Although relational databases have long been the standard in data storage, there's a (not so) new kid on the block that has gained a lot of popularity in recent years; the non-relational database. Non-relational databases, often referred to as NoSQL databases, ditch the use of tables and instead stores data in a variety of structures. Although they have been around since the 1960's, they haven't had widespread use until recent years.
The reason for the rise in popularity is that NoSQL databases are a faster and more scalable solution for storing large amounts of data when compared to relational databases. Large companies like Amazon, Facebook, and Google are utilizing these databases to increase the speed and performance of their immense data stores.

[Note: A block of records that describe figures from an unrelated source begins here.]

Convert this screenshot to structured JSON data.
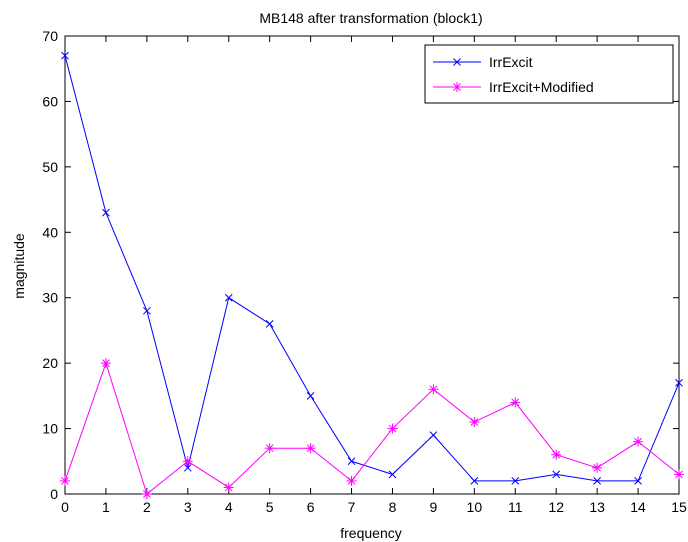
{
  "chart_data": {
    "type": "line",
    "title": "MB148 after transformation (block1)",
    "xlabel": "frequency",
    "ylabel": "magnitude",
    "xlim": [
      0,
      15
    ],
    "ylim": [
      0,
      70
    ],
    "xticks": [
      0,
      1,
      2,
      3,
      4,
      5,
      6,
      7,
      8,
      9,
      10,
      11,
      12,
      13,
      14,
      15
    ],
    "yticks": [
      0,
      10,
      20,
      30,
      40,
      50,
      60,
      70
    ],
    "x": [
      0,
      1,
      2,
      3,
      4,
      5,
      6,
      7,
      8,
      9,
      10,
      11,
      12,
      13,
      14,
      15
    ],
    "grid": false,
    "legend_position": "top-right",
    "series": [
      {
        "name": "IrrExcit",
        "color": "#0000ff",
        "marker": "x",
        "values": [
          67,
          43,
          28,
          4,
          30,
          26,
          15,
          5,
          3,
          9,
          2,
          2,
          3,
          2,
          2,
          17
        ]
      },
      {
        "name": "IrrExcit+Modified",
        "color": "#ff00ff",
        "marker": "star",
        "values": [
          2,
          20,
          0,
          5,
          1,
          7,
          7,
          2,
          10,
          16,
          11,
          14,
          6,
          4,
          8,
          3
        ]
      }
    ]
  }
}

Several technology stacks, including the MERN and MEAN stacks utilize NoSQL databases for housing data. With all the buzz around non-relational databases, I wanted to compare them to relational databases and find a good use case for a future project.

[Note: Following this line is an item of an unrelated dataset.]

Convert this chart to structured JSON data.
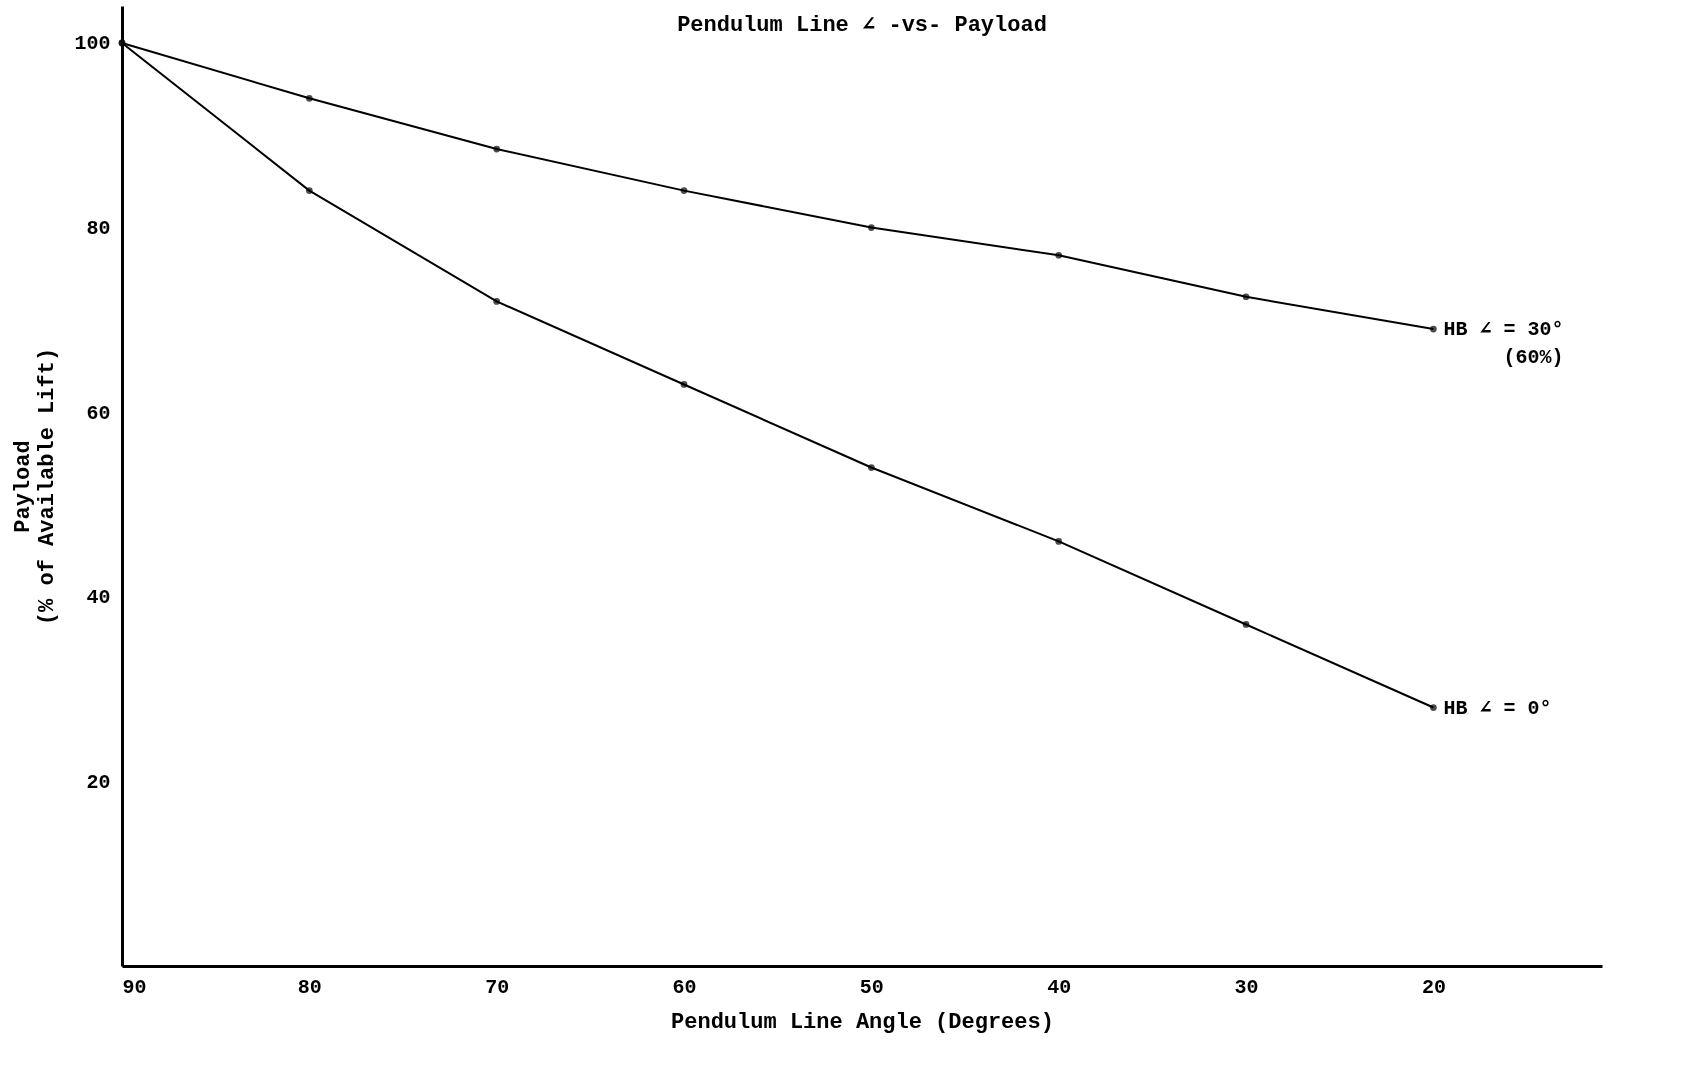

What on Earth is a non-relational database?
At its core, a non-relational database is a database that stores data outside of the typical tabular format. There are several types of non-relational databases that differ in the way they structure stored data. Non-relational databases aren't associated with a schema and thus do not enforce restrictions on data types and data structuring.
The increasing popularity of NoSQL databases is partially due to the fact that they can be scaled much more easily than relational databases. There are two main ways to scale; up or out. Scaling up means you are increasing the power of your hardware to handle increasing data storage and manipulation. Scaling out is the practice of distributing data storage across more servers, thereby spreading out the data into smaller chunks.
Relational databases can be difficult to scale due to the joins and relationships between tables. Relational databases are much more efficient when all of the tables associated with that database exist on a single server. With non-relational databases, data is self-contained and does not need to interact with other pieces of data so it is easier to distribute across many systems.
There are numerous companies that produce NoSQL database products including MongoDB, Oracle NoSQL, DynamoDB, etc. NoSQL databases rely on several data models that excel in different use cases.
Document Data Model
One of the most common "styles" of non-relational databases is the document storage model. Data stored in a document is often stored in JSON or a similar data structure. Document databases are useful because the data is already formatted in a JSON-like structure that interacts well with programming languages. Document databases are excellent for storing user information or data pertaining to content management systems. One of the most popular document database platforms is MongoDB.
Graph Database Model
Graph databases are used to store relationships and are often used on social media platforms where large-scale user relationships exist (i.e. Twitter). Graph databases connect data through the use of nodes and edges. A node is a an entity (i.e. a user) that can potentially be connected to other nodes. Nodes are connected through edges, which can store properties related to the relationship. Edges also have directionality. For example, a user may choose to follow another user, but that followed user may not follow them back. This would be a unidirectional relationship. Retrieving relationship data from graph databases can be very fast because graph databases can ignore unrelated data during searches. Some common graph-based database systems include Amazon Neptune, Neo4j, and OrientDB.
Key-Value Database Model
The key-value pair data model is very similar to the document model. Key-value databases resemble a dictionary, where each value is given a unique key identifier. A variety of data can be stored as the values of this data model, including integers, strings, arrays, and objects. An example of a key-value NoSQL database could be a database of customers, where each customer ID maps to an object of customer information:
Some common key-value database systems include Amazon's DynamoDB, Oracle NoSQL, and Riak KV. Key-value systems are useful when handling a high number of read and write requests at scale. They are often used to manage store session data in large web applications as well as storing shopping carts and e-commerce information.